20 yıl önce Evren için teklif veren hayırcı!
Mustafa Nazikoğlu, ANAP’ın ülkücü kökenli milletvekillerinden biriydi. 12 Eylül darbesi sürecinde çile çekenlerden biri olan Nazikoğlu, milletvekili seçilince Kenan Evren ve Konsey üyelerinin hesap vermesi için parlamentoda harekete geçmiş ve önce basın toplantısı akabinde de hesap soracak yasal zemin için imza toplamaya başlamıştı. O dönemin Hürriyet gibi pek çok gazetesine haber olan bu girişim, Mesut Yılmaz’ın yoğun gayretiyle önlenmişti. Yılmaz, kendisi gibi Rize mebusu olan Nazikoğlu’nu Rizelilerin ablukasına aldırmış ve baskı kurmuştu... Gelelim bugüne?.. Dün, Evren yargılansın diye çırpınan Mustafa Nazikoğlu bugün, AKP’nin hadiseyi istismar ettiğini söylüyor ve zaman aşımı sebebiyle asla hesap sorulamayacağını dillendiriyor.

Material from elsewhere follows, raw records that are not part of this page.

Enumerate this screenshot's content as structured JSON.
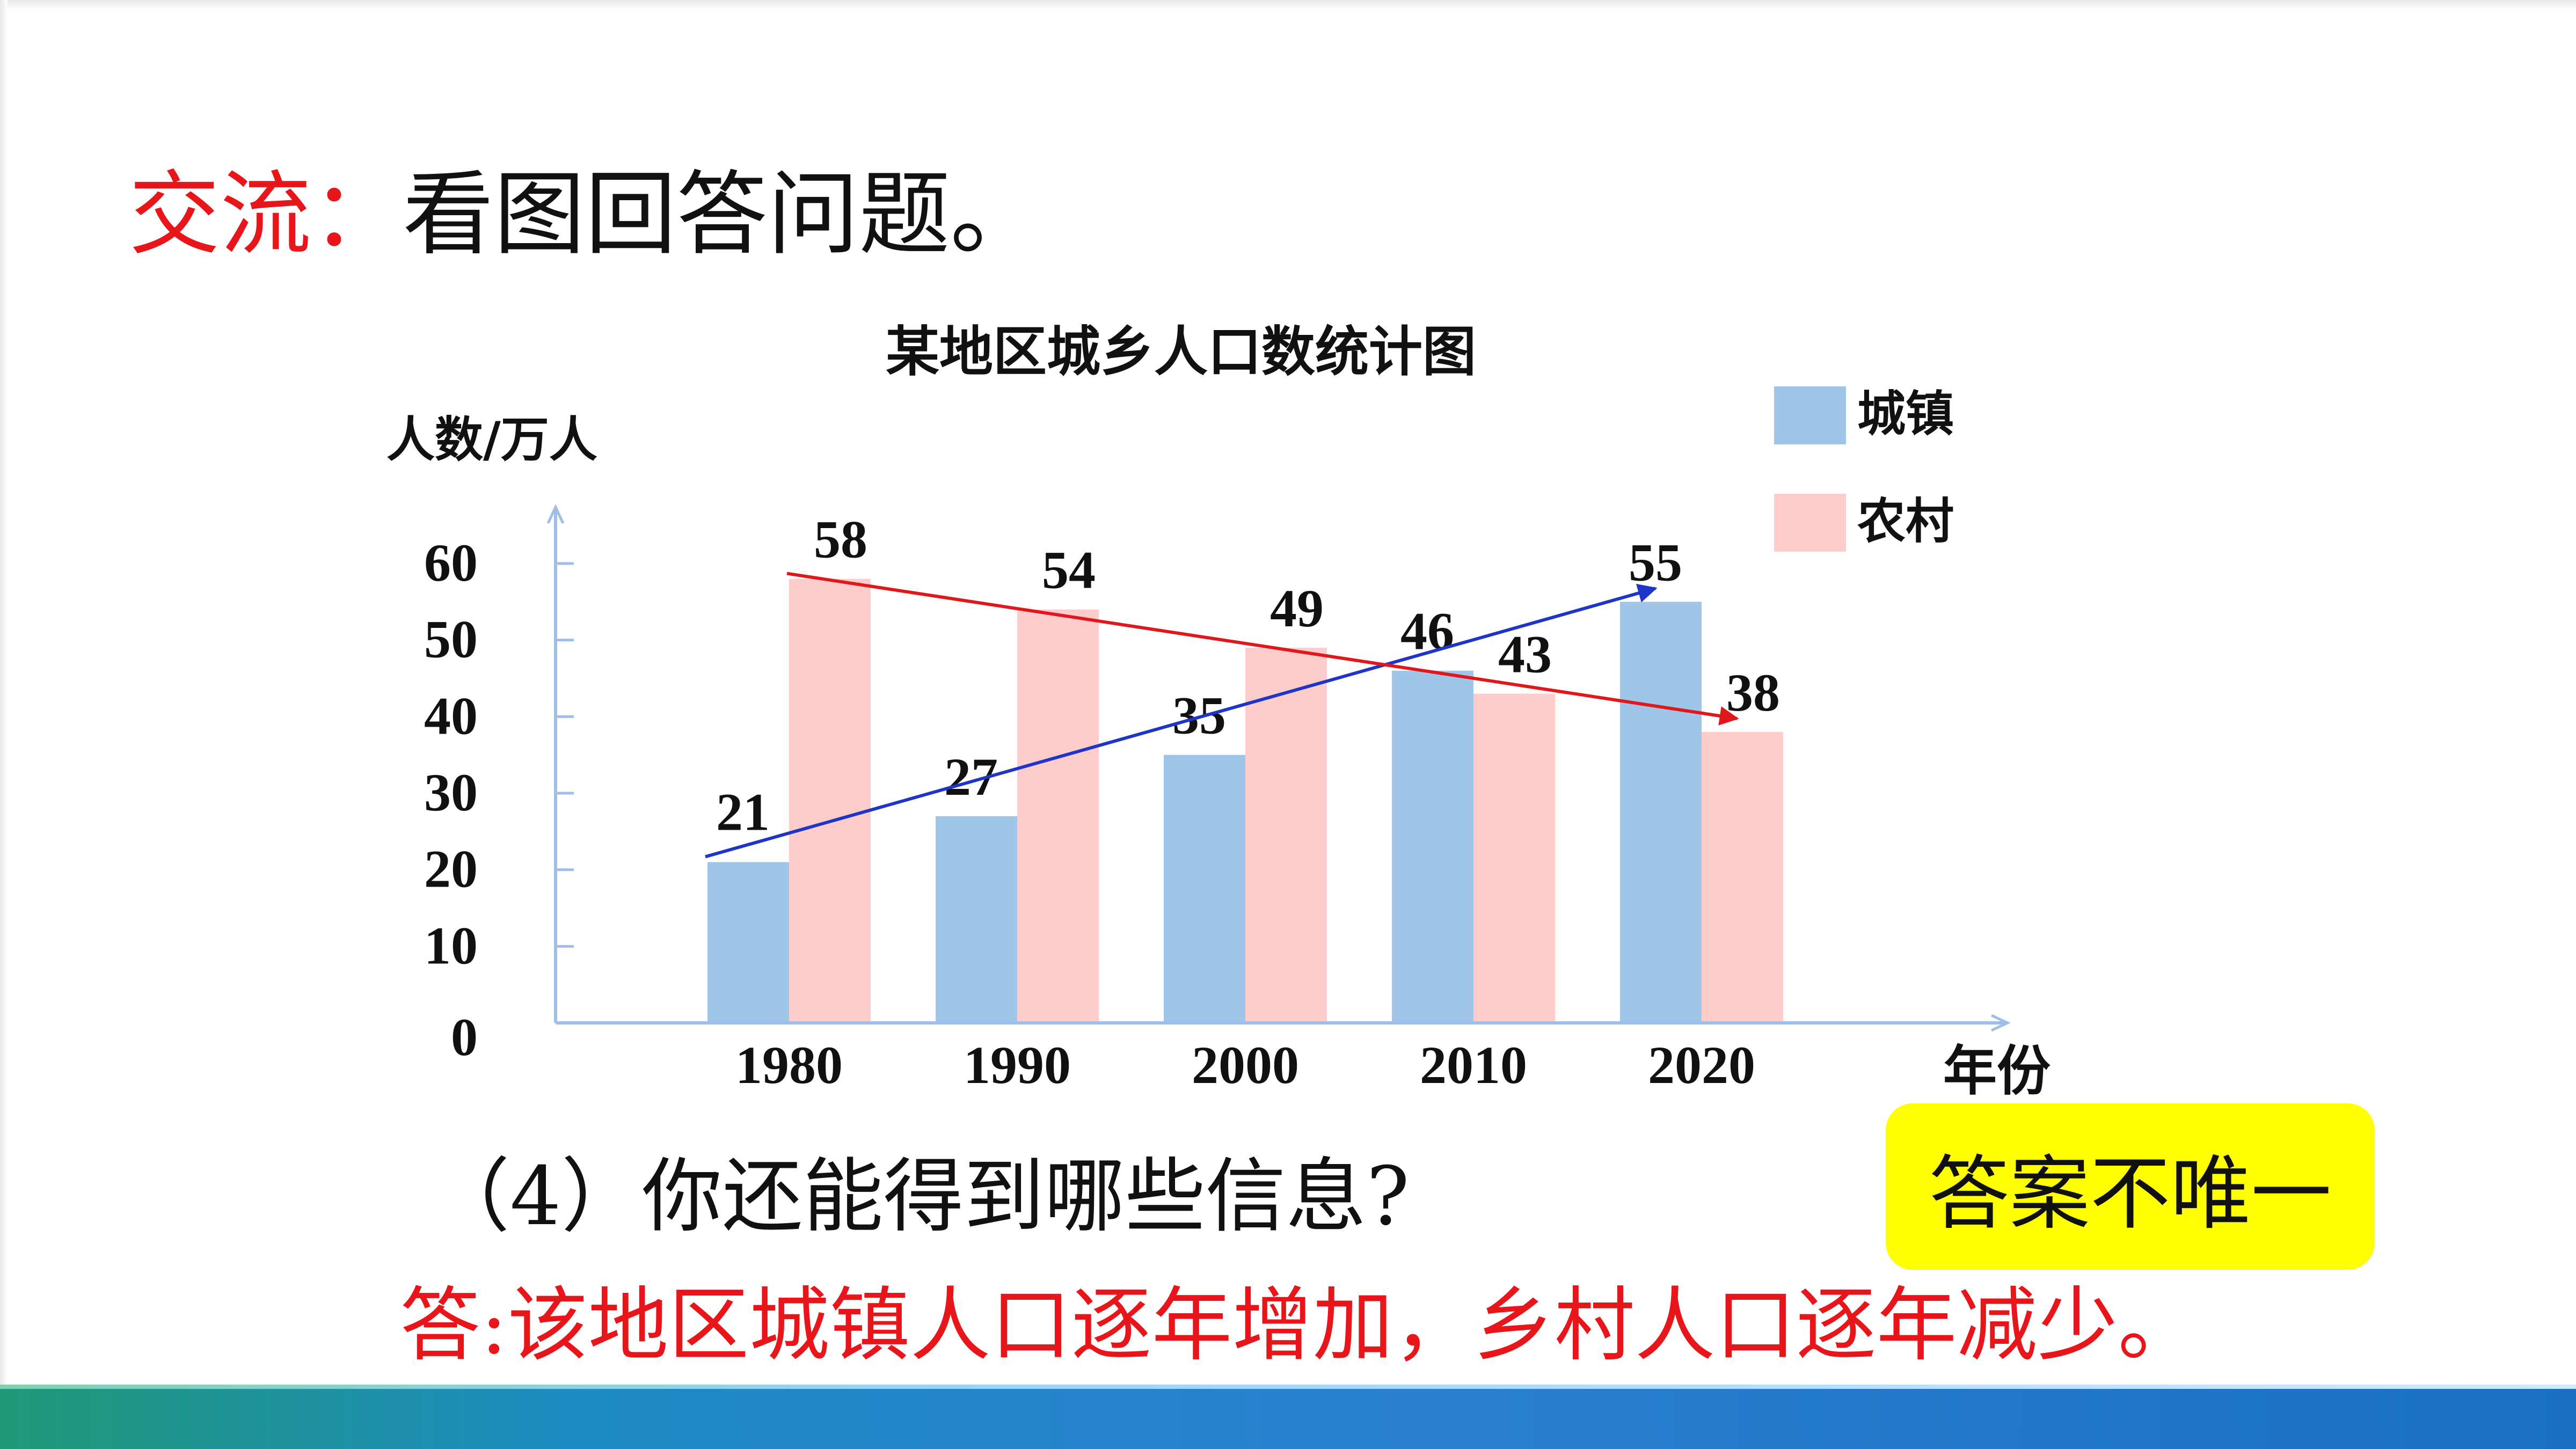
{
  "header": {
    "lead": "交流：",
    "rest": "看图回答问题。"
  },
  "chart_data": {
    "type": "bar",
    "title": "某地区城乡人口数统计图",
    "ylabel": "人数/万人",
    "xlabel": "年份",
    "categories": [
      "1980",
      "1990",
      "2000",
      "2010",
      "2020"
    ],
    "y_ticks": [
      "0",
      "10",
      "20",
      "30",
      "40",
      "50",
      "60"
    ],
    "ylim": [
      0,
      60
    ],
    "series": [
      {
        "name": "城镇",
        "values": [
          21,
          27,
          35,
          46,
          55
        ],
        "color": "#9fc5e8"
      },
      {
        "name": "农村",
        "values": [
          58,
          54,
          49,
          43,
          38
        ],
        "color": "#ffcccc"
      }
    ],
    "trend_colors": {
      "城镇": "#1f35c8",
      "农村": "#e0171b"
    },
    "legend_position": "top-right",
    "grid": false
  },
  "question": "（4）你还能得到哪些信息?",
  "answer": "答:该地区城镇人口逐年增加，乡村人口逐年减少。",
  "badge": "答案不唯一"
}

Mustafa Bey’e göre referandumda evet demek Abdullah Öcalan’la kol kola girmek ve ihanete ortak olmak demektir.
GÖLGE...
Bütün mahkemeler Ergenekon gibi mi olacak?

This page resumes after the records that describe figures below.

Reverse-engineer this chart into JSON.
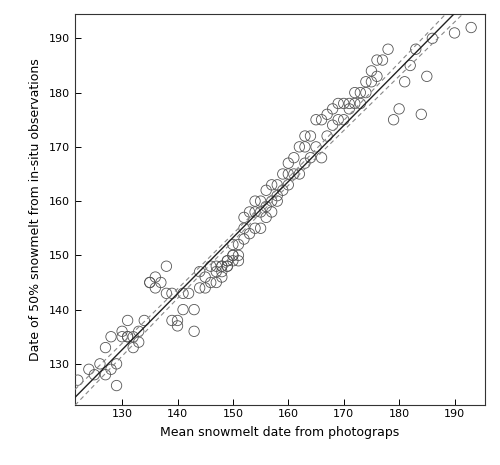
{
  "x": [
    122,
    124,
    125,
    126,
    127,
    127,
    128,
    128,
    129,
    129,
    130,
    130,
    131,
    131,
    131,
    132,
    132,
    133,
    133,
    134,
    135,
    135,
    136,
    136,
    137,
    138,
    138,
    139,
    139,
    140,
    140,
    141,
    141,
    142,
    143,
    143,
    144,
    144,
    145,
    145,
    146,
    146,
    147,
    147,
    147,
    148,
    148,
    148,
    148,
    149,
    149,
    149,
    149,
    150,
    150,
    150,
    150,
    151,
    151,
    151,
    152,
    152,
    152,
    153,
    153,
    154,
    154,
    154,
    155,
    155,
    155,
    156,
    156,
    156,
    157,
    157,
    157,
    158,
    158,
    158,
    159,
    159,
    160,
    160,
    160,
    161,
    161,
    162,
    162,
    163,
    163,
    163,
    164,
    164,
    165,
    165,
    166,
    166,
    167,
    167,
    168,
    168,
    169,
    169,
    170,
    170,
    171,
    171,
    172,
    172,
    173,
    173,
    174,
    174,
    175,
    175,
    176,
    176,
    177,
    178,
    179,
    180,
    181,
    182,
    183,
    184,
    185,
    186,
    190,
    193
  ],
  "y": [
    127,
    129,
    128,
    130,
    128,
    133,
    129,
    135,
    126,
    130,
    135,
    136,
    135,
    135,
    138,
    133,
    135,
    134,
    136,
    138,
    145,
    145,
    144,
    146,
    145,
    143,
    148,
    138,
    143,
    137,
    138,
    140,
    143,
    143,
    136,
    140,
    144,
    147,
    144,
    146,
    145,
    148,
    145,
    147,
    148,
    146,
    147,
    148,
    148,
    148,
    148,
    149,
    149,
    149,
    150,
    150,
    152,
    149,
    150,
    152,
    153,
    155,
    157,
    154,
    158,
    155,
    158,
    160,
    155,
    158,
    160,
    157,
    159,
    162,
    158,
    160,
    163,
    160,
    161,
    163,
    162,
    165,
    163,
    165,
    167,
    165,
    168,
    165,
    170,
    167,
    170,
    172,
    168,
    172,
    170,
    175,
    168,
    175,
    172,
    176,
    174,
    177,
    175,
    178,
    175,
    178,
    178,
    177,
    178,
    180,
    178,
    180,
    180,
    182,
    182,
    184,
    183,
    186,
    186,
    188,
    175,
    177,
    182,
    185,
    188,
    176,
    183,
    190,
    191,
    192
  ],
  "xlabel": "Mean snowmelt date from photograps",
  "ylabel": "Date of 50% snowmelt from in-situ observations",
  "xlim": [
    121.5,
    195.5
  ],
  "ylim": [
    122.5,
    194.5
  ],
  "xticks": [
    130,
    140,
    150,
    160,
    170,
    180,
    190
  ],
  "yticks": [
    130,
    140,
    150,
    160,
    170,
    180,
    190
  ],
  "marker_edgecolor": "#555555",
  "marker_size": 4,
  "line_color": "#222222",
  "ci_color": "#888888",
  "background_color": "#ffffff",
  "figsize": [
    5.0,
    4.65
  ],
  "dpi": 100
}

HSYK toplantısından sızanlara göre AKP, Adalet Bakanı ve Müsteşarı aracılığı ile Ergenekon yargıçlarına karşı özel bir kollama ya da koruma güdüsü içinde! İyi de Ergenekon soruşturmasını ve yargılamasını yapan yargıçlar AKP’nin görevlileri değil, bağımsız yargımızın mensuplarıdır. Dolayısı ile AKP’nin verdiği koruyor görüntüsü aslında o yargıçlara ve yargı sistemimize bühtandır zira öyle bir tutum o yargıçları ve yargıyı siyasetin emrine girmiş gibi bir görüntüye sokacaktır. Dahası AKP’nin o tutumu Ergenekon hakkında verilecek nihai hükmü de gölgeleyecektir. AKP’nin sadece şu Ergenekon yargılamalarındaki tavrı bile 12 Eylül’deki referandumda hayır demenin ne kadar hayati olduğunu ortaya koyuyor. Maazallah evet çıkarsa bütün mahkemeler Ergenekon misali tartışılacaktır!
EYVAH...
Gül, görev süresini kendi belirleyecekmiş!

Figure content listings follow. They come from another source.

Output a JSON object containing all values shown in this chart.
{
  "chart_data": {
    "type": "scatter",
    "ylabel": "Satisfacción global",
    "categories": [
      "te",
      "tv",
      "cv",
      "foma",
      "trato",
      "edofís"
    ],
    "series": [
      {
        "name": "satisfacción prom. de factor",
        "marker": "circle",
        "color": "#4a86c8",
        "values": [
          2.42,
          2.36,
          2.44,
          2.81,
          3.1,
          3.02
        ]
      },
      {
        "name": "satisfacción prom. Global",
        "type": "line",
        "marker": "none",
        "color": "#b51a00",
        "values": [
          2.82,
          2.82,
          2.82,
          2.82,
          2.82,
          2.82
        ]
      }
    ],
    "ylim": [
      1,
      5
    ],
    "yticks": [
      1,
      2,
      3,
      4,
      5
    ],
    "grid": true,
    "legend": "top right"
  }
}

Şu işe bakar mısınız, bu ülkenin Cumhurbaşkanı ne kadar süre ile görevde hâlâ belli değildir. Yok aslında belli olmasına bellidir yani süresi 5 yıldır da AKP tayfası açık bir kapı bırakıp 7 olabilir diyor. Düşünün Bülent Arınç gibi biri bile Gül’ün süresi ile ilgili olarak 5 ya da 7 diyemiyor ve “Abdullah Bey süresini kendi belirleyecek” gibi dehşet bir ifade kullanıyor. Yahu burası kabile devleti mi, görev süresini kendi belirleyecek ne demek? Sadece bu ifade bile AKP’nin ülkeyi nasıl yönettiğini gözler önüne sermiyor mu?.. Peki AKP’lilerdeki bu muğlaklığın sebebi ne midir? Efendim malum Tayyip Erdoğan’ın Cumhurbaşkanı olma projesi var, eğer bu proje tutarsa yani her şey normal seyrederse, Gül’ün süresi 5 yıl olacak, yok Erdoğan’a bir engel çıkarsa o zaman 7 yıl!.. Görüyor musunuz cinliği!.. Böyle adamlara ülkenin yönetimi nasıl verilir?.. Eyvahlar olsun!